Probably the most ubiquitous drift seed found germinating on tropical beaches, is the nickernut. A climbing, shrub, the nickernut is festooned with vicious thorns. Even the pods are prickly.. The smooth, marble-like seeds are commonly strung into necklaces and bracelets. The yellow and gray beans are often mixed with other colorful seeds. In Ecuador, nickernuts are sold by street vendors as amulets to ward off evil spirits.

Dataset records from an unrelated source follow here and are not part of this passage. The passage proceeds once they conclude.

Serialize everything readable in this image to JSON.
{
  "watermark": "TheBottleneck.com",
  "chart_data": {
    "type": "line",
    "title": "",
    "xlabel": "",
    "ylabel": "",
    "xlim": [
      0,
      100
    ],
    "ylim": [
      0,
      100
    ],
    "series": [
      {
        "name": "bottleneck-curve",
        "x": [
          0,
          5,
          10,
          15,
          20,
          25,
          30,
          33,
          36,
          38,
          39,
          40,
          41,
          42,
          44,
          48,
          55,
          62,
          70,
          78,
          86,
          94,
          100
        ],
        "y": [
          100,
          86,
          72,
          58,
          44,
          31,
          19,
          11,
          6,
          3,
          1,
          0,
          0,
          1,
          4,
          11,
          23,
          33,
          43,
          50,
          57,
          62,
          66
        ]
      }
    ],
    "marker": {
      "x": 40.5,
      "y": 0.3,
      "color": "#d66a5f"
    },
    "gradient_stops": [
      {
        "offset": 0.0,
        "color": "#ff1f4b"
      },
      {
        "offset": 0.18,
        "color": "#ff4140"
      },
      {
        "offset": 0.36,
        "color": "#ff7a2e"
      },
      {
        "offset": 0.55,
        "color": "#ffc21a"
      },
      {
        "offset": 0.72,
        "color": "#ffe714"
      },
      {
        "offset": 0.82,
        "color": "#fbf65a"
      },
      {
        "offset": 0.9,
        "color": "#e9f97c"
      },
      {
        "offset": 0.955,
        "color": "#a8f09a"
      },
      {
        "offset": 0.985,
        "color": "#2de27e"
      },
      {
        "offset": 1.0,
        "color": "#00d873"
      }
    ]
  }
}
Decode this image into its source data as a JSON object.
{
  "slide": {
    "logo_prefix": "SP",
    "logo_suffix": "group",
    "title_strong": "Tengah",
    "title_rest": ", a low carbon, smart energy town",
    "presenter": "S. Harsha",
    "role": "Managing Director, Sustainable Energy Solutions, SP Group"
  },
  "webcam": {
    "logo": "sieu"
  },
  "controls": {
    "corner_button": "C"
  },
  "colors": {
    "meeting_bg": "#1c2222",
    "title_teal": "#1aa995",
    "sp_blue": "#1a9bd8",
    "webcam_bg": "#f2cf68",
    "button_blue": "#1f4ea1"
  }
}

On some Caribbean islands nickernuts are used in a strategy board game called “Island Waurie.” The game goes like this; Two players sit on opposite sides of a board with six depressions (wells) on each side, each well holds four nuts. Each player attempts to empty all six of their wells before their opponent can do so. Legend has it that Island Waurie was originally introduced to the Cayman Islands by Blackbeard the Pirate on one of his voyages from South Africa. The game became popular with Cayman Islanders and was enjoyed by Ernest Hemingway whenever he visited the islands. Known in Africa as “mancala,” the game was played thousands of years ago in Egypt, where boards have been found carved into the stone of the pyramid of Cheops and the temples at Luxor and Karnak.